Он очень тяжело переживал войну. С нетерпением ждал газет. У него было плохое сердце, и эти волнения доконали его. Когда он умер, старушка мать ходила на могилу с газетами и читала ему вслух. Потом рассказывали, будто она повесилась. Не знаю.
Во время нашего знакомства он был уже в зените славы, а с такими захваленными людьми общаться трудно.
Но в славе его было много горького.
Русская слава далеко не похожа на славу европейскую. В Европе народ любит своих героев. Россия их не любила.

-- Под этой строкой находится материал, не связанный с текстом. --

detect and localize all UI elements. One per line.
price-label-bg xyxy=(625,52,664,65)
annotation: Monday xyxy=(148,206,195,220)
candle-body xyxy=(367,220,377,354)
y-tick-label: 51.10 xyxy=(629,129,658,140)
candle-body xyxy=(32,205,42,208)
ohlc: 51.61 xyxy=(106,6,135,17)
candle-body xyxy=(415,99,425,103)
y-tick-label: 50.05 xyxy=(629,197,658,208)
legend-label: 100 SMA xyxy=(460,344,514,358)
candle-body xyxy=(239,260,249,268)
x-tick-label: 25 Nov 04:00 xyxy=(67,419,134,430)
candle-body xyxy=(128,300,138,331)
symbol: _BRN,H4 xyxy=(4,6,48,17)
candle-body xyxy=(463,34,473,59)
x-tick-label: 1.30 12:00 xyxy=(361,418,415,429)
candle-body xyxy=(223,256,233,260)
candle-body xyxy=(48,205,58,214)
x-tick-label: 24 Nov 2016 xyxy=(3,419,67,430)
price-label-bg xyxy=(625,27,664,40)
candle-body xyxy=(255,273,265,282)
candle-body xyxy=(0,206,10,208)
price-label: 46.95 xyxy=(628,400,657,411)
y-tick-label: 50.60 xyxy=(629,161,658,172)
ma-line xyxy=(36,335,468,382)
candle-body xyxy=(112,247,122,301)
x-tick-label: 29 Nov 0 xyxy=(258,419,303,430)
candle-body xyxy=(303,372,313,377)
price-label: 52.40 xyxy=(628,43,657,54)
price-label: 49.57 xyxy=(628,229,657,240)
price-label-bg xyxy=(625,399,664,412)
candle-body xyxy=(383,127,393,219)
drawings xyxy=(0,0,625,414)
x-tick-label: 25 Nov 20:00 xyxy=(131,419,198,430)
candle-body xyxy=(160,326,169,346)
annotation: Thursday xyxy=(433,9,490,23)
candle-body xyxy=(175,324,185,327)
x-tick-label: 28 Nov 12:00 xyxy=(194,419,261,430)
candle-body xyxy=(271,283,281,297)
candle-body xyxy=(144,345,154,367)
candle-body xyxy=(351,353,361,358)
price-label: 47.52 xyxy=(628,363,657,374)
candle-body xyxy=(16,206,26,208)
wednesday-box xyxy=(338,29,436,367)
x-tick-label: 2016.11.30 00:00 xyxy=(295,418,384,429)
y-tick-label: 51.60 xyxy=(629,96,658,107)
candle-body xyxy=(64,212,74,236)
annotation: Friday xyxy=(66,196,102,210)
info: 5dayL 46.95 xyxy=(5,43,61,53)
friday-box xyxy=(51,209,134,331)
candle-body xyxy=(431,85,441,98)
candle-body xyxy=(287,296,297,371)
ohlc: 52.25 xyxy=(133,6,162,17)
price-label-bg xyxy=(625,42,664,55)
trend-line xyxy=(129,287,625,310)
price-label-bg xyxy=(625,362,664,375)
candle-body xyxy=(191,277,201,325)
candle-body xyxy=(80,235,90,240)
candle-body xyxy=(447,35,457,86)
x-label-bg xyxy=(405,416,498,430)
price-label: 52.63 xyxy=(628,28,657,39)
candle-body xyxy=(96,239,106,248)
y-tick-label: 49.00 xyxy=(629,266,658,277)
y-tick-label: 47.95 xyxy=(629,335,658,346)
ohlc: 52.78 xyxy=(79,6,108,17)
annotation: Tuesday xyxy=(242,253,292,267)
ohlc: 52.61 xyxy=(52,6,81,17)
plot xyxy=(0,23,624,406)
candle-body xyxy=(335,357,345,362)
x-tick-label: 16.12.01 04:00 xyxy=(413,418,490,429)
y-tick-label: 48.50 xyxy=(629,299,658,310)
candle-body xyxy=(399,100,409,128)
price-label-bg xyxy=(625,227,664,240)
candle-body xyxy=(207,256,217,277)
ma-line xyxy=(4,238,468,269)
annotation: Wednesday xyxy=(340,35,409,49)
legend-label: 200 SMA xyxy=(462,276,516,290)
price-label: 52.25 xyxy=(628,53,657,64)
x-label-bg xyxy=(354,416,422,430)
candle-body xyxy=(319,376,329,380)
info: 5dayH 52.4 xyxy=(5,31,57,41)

Она любила только глазеть на них в театрах, на собраниях. Такое глазенье и вызвало знаменитый вопль Горького:
— Чего вы на меня смотрите? Я не балерина и не утопленник.
Окружали и смотрели беззастенчиво, невежливо, тупо. Кажется, даже обменивались вслух замечаниями. Это раздражало. Герой делал вид, что не замечает, но невольно жесты его делались неестественными, голос — фальшивым. И получалось впечатление, что он кривляется.
Но только в этом и выражалось поклонение толпы. Зато с какой радостью подхватывались слухи, что он любит выпить, или играет в карты, или изменяет жене: «Э, не лучше нас, грешных, а туда же, лезет в знаменитости».
Письма герой получает большей частью ругательные или, в лучшем случае, назидательные, так сказать, направляющие на правильный путь…
— Я уж от него почту прячу, — говорила мать Леонида Андреева. — У него сердце больное, а они все бранятся и бранятся — и чего только им нужно?
Он и сам жаловался:
— Господи! И как им всем не стыдно, и как им всем не лень! Ни одной почты без ругательного письма не обходится.
— Ничего, голубчик, радуйтесь, это и есть популярность. Бездарности писем не получают.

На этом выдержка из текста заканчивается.